On February 15, 2017, EEP completed its previously disclosed transaction to acquire an effective 27.6% interest in the Bakken Pipeline System for a purchase price of US$1.5 billion. The Bakken Pipeline System connects the prolific Bakken formation in North Dakota to markets in eastern PADD II and the United States Gulf Coast, providing customers with access to premium markets at a competitive cost. The Bakken Pipeline System consists of the Dakota Access Pipeline and the Energy Transfer Crude Oil Pipeline projects. The Dakota Access Pipeline consists of 1,886 kilometres (1,172 miles) of 30-inch pipeline from the Bakken/Three Forks production area in North Dakota to Patoka, Illinois. It is expected to initially deliver in excess of 470,000 bpd of crude oil and has the potential to be expanded to 570,000 bpd. The Energy Transfer Crude Oil Pipeline consists of 100 kilometres (62 miles) of new 30-inch diameter pipe, 1,104 kilometres (686 miles) of converted 30-inch diameter pipe, and 64 kilometres (40 miles) of converted 24-inch diameter pipe from Patoka, Illinois to Nederland, Texas.

 

On January 27, 2017, Enbridge announced that it had entered into a merger agreement through a wholly-owned subsidiary, whereby it will take private MEP by acquiring all of the outstanding publicly-held common units of MEP. Total consideration to be paid by Enbridge for these units will be approximately US$170 million and the transaction is expected to close in the second quarter of 2017. In addition, pursuant to an on-going strategic review of EEP, further joint funding actions with EEP were announced.

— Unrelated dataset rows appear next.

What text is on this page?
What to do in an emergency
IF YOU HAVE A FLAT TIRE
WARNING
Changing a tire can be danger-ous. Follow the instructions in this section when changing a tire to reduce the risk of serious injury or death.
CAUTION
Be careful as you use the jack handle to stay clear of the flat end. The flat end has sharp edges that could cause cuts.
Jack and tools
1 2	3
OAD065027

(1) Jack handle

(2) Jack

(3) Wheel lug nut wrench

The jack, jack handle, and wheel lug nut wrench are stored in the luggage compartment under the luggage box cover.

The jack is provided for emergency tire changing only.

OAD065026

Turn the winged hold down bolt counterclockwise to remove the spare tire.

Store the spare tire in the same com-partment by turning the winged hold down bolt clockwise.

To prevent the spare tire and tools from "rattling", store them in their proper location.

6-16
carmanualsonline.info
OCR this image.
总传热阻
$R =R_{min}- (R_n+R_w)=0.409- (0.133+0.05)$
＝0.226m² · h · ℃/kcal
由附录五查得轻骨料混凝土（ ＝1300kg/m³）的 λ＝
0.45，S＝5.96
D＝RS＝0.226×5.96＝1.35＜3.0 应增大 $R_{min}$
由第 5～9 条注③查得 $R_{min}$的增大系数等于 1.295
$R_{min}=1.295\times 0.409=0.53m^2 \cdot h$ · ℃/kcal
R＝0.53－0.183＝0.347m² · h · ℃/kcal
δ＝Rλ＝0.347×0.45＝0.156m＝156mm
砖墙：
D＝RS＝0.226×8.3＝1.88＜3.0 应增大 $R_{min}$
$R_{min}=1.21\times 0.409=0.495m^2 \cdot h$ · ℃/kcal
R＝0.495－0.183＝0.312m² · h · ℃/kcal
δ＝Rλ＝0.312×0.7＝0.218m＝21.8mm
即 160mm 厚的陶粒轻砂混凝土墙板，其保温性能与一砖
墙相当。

Specifically, Enbridge and EEP entered into an agreement for the joint funding of the United States portion of the Line 3 Replacement Program (U.S. L3R Program), whereby Enbridge and EEP will fund 99% and 1%, respectively, of the project development and construction costs. Enbridge has reimbursed EEP approximately US$450 million for capital expenditures on the project to date and will fund 99% of the expenditures through construction. EEP will retain an option to acquire up to 40% of the U.S. L3R Program at book value, once the project is completed and in service. EEP also used a portion of the proceeds reimbursed by Enbridge under the U.S. L3R joint funding arrangement to acquire an additional 15% interest in the cash-generating Eastern Access projects pursuant to an existing joint funding agreement for approximately US$360 million. The strategic review of EEP is ongoing and it is currently expected that any resulting actions will be announced early in the second quarter of 2017. Any such contemplated actions are not expected to be material to Enbridge’s previously published financial projections.